Now firstly both of you must really be distended in the head thinking that foreign debt and its impact on the economy has nothing to do with the government. That’s the stupidest thing I ever heard. However I don’t blame you as it reflects the liberal party’s ideology when it comes to economic management which both you retards have embraced.
In Australia the Treasury department has the responsibility of managing Australian government liabilities in the form of securities and loans. To the two retards, is this not related to the governments economic policy?
Who is to blame for Australia's rising foreign debt?
The current Government blames you and me. It says:
We must work harder and smarter;
We must become more efficient and productive;
We must privatise government enterprise;
We must accept lower pay;
We must accept cutbacks in education and health;
We must save more;
We must be more competitive.
Notice the “We’s”
For the last 20 years the current account deficit has been equal to the growth in bank credit plus the currency the government has printed. Of the total growth in banking lending and currency, 94% is the growth in bank credit and only 6% is the growth in currency. It is the expenditure financed from these sources of funds that causes the economy to buy more than it produces and thereby bring about the current account deficits that raise foreign debt. None of the Government polices to deal with the problem have had any effect. The current account deficit and our growing foreign debt can be prevented. The rules relating to the banking system can be changed so that we buy more Australian products, employ more Australian workers and pay off our debt.
But the Government, public servants and Reserve Bank do not want to know that they have a problem in the banking system. They have deregulated the financial system and they want us to think that the system is perfect. They would rather blame the people of Australia for the problems, than accept that they made a mistake. We, the victims of their policies, are being made scapegoats for their failures!
They do not want to consider the evidence. Unfortunately it is a fact of life that "the greater the impact of new information the more strenuously it will be resisted."
Many things have been changed in the economy but none has had any effect on this basic relationship between the growth of bank credit and currency and the current account deficit.
The money we earn enables us to buy as much as we have produced. We are entilted to the goods we buy because we have produced goods to sell. We do not cause the nation to buy more than it produces. The banks create more money or the government prints more money and this finances the excess spending. The money they create enables them to buy products to which they are not entitled. It causes the nation to buy more than it has produced. It causes current account deficit and causes foreign debt.
The Government should stop blaming the people of Australia for the current account deficit and foreign debt. It needs to look again at the rules that govern bank lending. It needs to look at its own practices related to printing money. They are the causes of our international debt problems. The people of Australia are not the problem. It is the financial system that is flawed.
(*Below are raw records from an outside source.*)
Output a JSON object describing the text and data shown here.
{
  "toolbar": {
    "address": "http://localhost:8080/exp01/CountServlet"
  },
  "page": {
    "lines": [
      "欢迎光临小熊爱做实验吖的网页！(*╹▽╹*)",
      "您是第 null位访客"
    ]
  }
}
When the Howard Government took office, Australia's net foreign debt was $193 billion. It is now more than double that, $393 billion. In the past two years alone, export earnings shrank by $10 billion as we borrowed almost $120 billion in new transactions on global markets to keep the big spending going.
This is the most critical area in which globalisation has changed Australia. But imports have risen from 16 per cent of GDP to 22 per cent. Since 1980, Australia has managed just three tiny trade surpluses and 21 often large deficits. Last year we ran up a record deficit of $24 billion, or 3 per cent of GDP.
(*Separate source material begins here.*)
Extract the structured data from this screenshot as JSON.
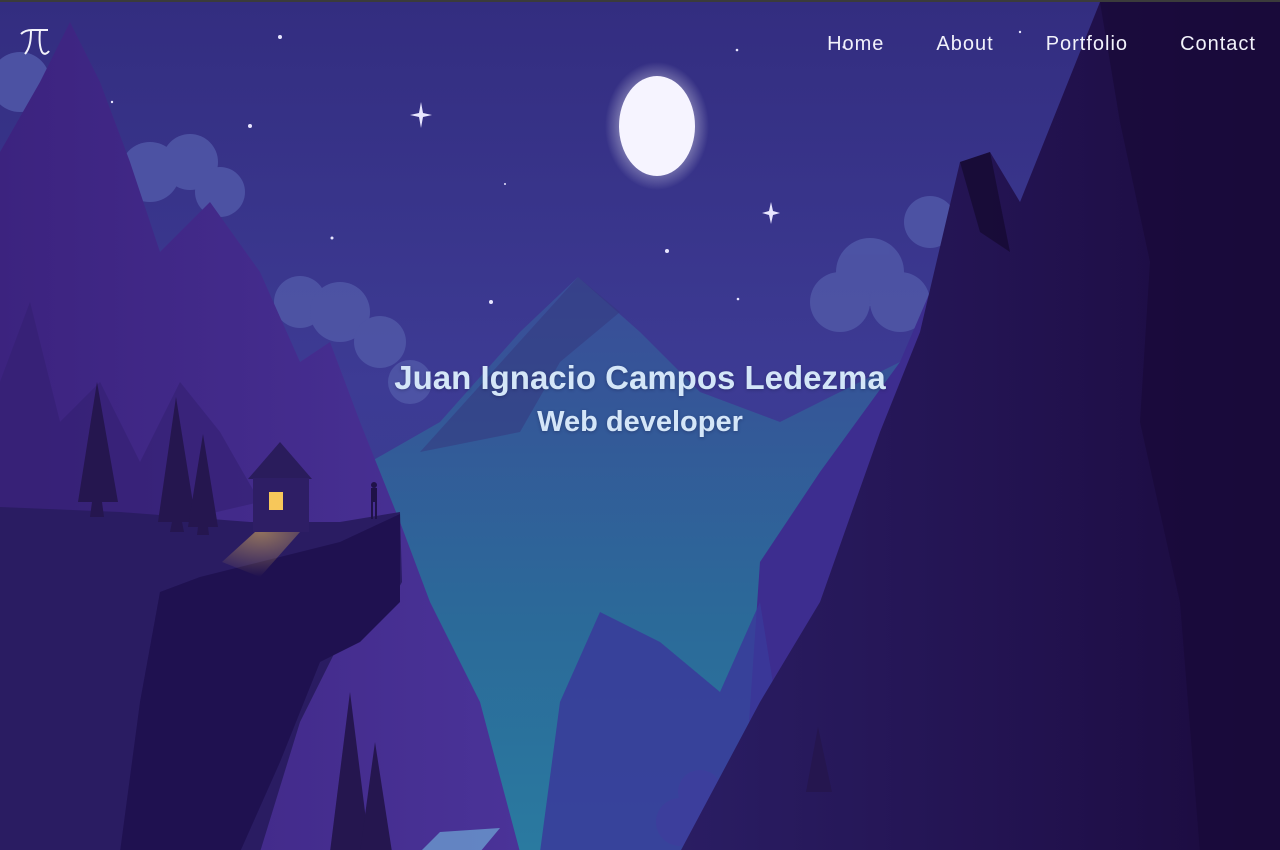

Since 1997 our export growth has lost pace. From 1986 to 1997 we were an Asian tiger. Export volumes grew on average by 8 per cent a year and manufactured exports by 15 per cent a year. But in the past seven years, that average has crumbled to just 5 per cent a year for manufactures and 3 per cent for all goods and services. Since 2001, export volumes have fallen while import volumes rose 31 per cent.
Labor has hammered the Government over falling exports and rising debt just as John Howard and Peter Costello did in 1996.
Foreign money has been the fuel for our house price boom. In five years, the banks have lent out a net $329 billion for housing, but just $87 billion for business. Singapore and Korea borrowed heavily overseas to expand their industries. We did so to expand our houses.
But the economists and the Government say that is no problem so long as buyers and lenders are careful. They call it the "consenting adults" argument: if one person wants to borrow money and another wants to lend it, why should anyone else care? But economic opinion is swinging away from that view. Foreign borrowing has inflated real estate values beyond sustainable levels, creating the risk of a bust that could bring down the economy. The global markets will not keep lending to Australia indefinitely, and the transition could be ugly and brutal. At best, borrowing to consume more means consuming less later, implying a long period of lower growth.
The Coalition's focus on ensuring that interest rates stay low has encouraged Australians to take on more debt, increasing the risk of a bust. Labor has highlighted the dangers of this path.
Zahid--- I have used many sources in compiling this reply, ill put em up in the morning.